ERC organized seminar for journalists
November 20, 2013 - The seminar on " Management of oil revenues in Azerbaijan: current situation and perspectives" was organized for journalists at the conference hall of the Economic Research Center with financial and methodical support of Revenue Watch Institute. The policy paper analyzing the situation related to management of oil and gas revenues in Azerbaijan within the framework of " Revenue management improvement: Case study on management of Azerbaijan and Kazakhstan" was presented to the journalists.
The head of ERC expert group, GubadIbadoglu, mentioned that in this policy paper the current state of macro-economic environment, fiscal rules and legal foundations were analyzed. Similarly, the policy of management of oil revenues, revenue management, including the role of those involved to this process, especially the participation of Oil Fund had were assessed.
According to G.Ibadoglu, the share of oil and oil products in the total export constitutes 92,6 percent. Additionally, 73,1 percent of 2012 budget was formulated of oil revenues. If the price of oil will be constant within upcoming 11 years given the expected rate of production and the proven reserves, the oil revenues of the government will be 1.5 times more than the revenues to be collected until 2013. However, more revenues do not necessarily mean that they will be spent effectively. Thus, Azerbaijan has gained 60618,4 million manat from the exploitation of “ Azari-Chirga-Gunashli” oil field until July 01, 2012. The 56,4 % of this amount has been expended. Moreover, 30457,5 million manat of expended 33109,3 million manat or 92% has been financed through the sale of Azeri oil between 01 January 2008 and 01 July 2012. According to the forecast of the State Oil Fund, expenditures of the Fund will be 424379,3million USD during 2013-2016 or 33367,5 million manat in conformity with exchange rate of July 25, 2012. Thus, the average annual expenditures of the State Oil Fund will constitute 8341,8 million manat for the next 4 years, according to the projections. In fact, although oil production was reached to its peak in 2012, the volume of expenditures and the pace of government can bring about the encroachment of “saving minimum 25 % revenues” principle considered within “Strategy for long-term management of oil and gas revenues”.
Another problem is related to legal base of management of Oil Fund where the revenues are agglomerated: “there are no any fiscal rules regarding expenditures from the Oil Fund as well as its projection.
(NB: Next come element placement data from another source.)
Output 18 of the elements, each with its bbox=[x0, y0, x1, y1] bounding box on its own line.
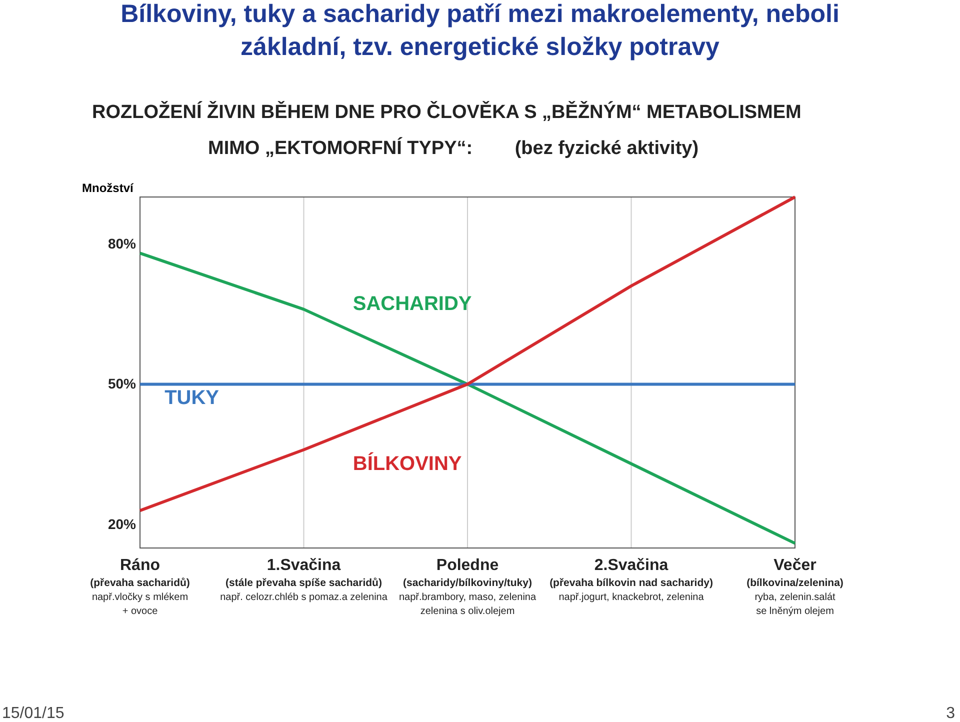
x-tick-label: 1.Svačina (stále převaha spíše sacharidů) např. celozr.chléb s pomaz.a zelenina bbox=[220, 557, 388, 603]
y-tick-label: 20% bbox=[108, 516, 137, 532]
series-label: BÍLKOVINY bbox=[352, 452, 462, 476]
chart-subtitle: ROZLOŽENÍ ŽIVIN BĚHEM DNE PRO ČLOVĚKA S „BĚŽNÝM“ METABOLISMEM MIMO „EKTOMORFNÍ TYPY“: (bez fyzické aktivity) bbox=[92, 100, 802, 159]
x-tick-label: Poledne (sacharidy/bílkoviny/tuky) např.brambory, maso, zelenina zelenina s oliv.olejem bbox=[398, 557, 536, 617]
text: 15/01/15 bbox=[2, 705, 64, 722]
y-axis-title: Množství bbox=[82, 181, 134, 195]
y-tick-label: 80% bbox=[108, 235, 137, 252]
x-tick-label: Ráno (převaha sacharidů) např.vločky s mlékem + ovoce bbox=[90, 557, 190, 617]
y-tick-label: 50% bbox=[108, 376, 137, 392]
series-label: SACHARIDY bbox=[352, 292, 472, 315]
series-label: TUKY bbox=[164, 387, 220, 410]
x-tick-label: Večer (bílkovina/zelenina) ryba, zelenin.salát se lněným olejem bbox=[746, 557, 844, 617]
text: 3 bbox=[946, 705, 956, 722]
line-series bbox=[138, 196, 796, 512]
chart-title: Bílkoviny, tuky a sacharidy patří mezi makroelementy, neboli základní, tzv. energetické složky potravy bbox=[120, 0, 840, 61]
x-tick-label: 2.Svačina (převaha bílkovin nad sacharidy) např.jogurt, knackebrot, zelenina bbox=[550, 557, 713, 603]
line-series bbox=[138, 252, 796, 545]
Also, the law on Oil Fund does not exist. If the volume of expenditures transferred from SOFAZ to the state budget will be carried on with the level of 2013( an average 14 billion dollar), in this case the expected oil revenues will be depleted in 10-12 years.”
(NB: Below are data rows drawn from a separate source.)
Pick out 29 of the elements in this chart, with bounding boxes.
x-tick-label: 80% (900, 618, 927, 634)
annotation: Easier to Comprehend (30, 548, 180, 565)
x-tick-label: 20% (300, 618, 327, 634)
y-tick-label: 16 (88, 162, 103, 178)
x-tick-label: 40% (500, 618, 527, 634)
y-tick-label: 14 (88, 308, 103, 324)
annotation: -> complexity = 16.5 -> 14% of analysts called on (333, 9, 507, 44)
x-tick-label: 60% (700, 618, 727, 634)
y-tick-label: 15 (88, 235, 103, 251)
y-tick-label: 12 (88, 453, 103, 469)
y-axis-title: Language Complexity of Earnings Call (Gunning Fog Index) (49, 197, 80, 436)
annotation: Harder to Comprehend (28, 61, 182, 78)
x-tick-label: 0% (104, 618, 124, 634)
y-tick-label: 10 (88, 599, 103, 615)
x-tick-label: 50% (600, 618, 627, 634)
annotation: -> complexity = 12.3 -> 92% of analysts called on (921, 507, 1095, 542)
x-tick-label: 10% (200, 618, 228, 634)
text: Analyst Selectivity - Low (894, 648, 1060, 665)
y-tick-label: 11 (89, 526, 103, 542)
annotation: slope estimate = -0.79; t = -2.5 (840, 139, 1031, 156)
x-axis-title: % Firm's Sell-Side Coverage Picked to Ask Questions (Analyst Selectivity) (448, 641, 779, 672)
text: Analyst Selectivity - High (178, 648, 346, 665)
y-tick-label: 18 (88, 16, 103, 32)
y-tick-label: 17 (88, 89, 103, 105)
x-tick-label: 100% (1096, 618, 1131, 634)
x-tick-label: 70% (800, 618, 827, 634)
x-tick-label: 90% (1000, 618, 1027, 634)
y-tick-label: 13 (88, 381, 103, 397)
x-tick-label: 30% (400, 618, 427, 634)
The expert also underlined that the investment policy of the Oil Fund was one of the focuses of the research: “ The Oil Fund had invested 1 billion 700 million dollar for real estate in foreign countries. Furthermore, the agency has invested finance to offshore fields, for example, allocated funds for management of real estate in Jersey islands and established subsidiary companies. These are the names of those companies established in those islands: “SOF AZ Re Ltd.”, “SOF AZ Re UK L.P”, “SOF AZ Re Min Ltd. 78,St Jamess Street Unit Trust”. In fact, principles set in the Statue of the Oil Fund prevent it to establish such subsidiary companies. Besides, there is lack of transparency in regard to creation of such companies.”
After the presentation, G.Ibadoglu responded to the questions of journalists.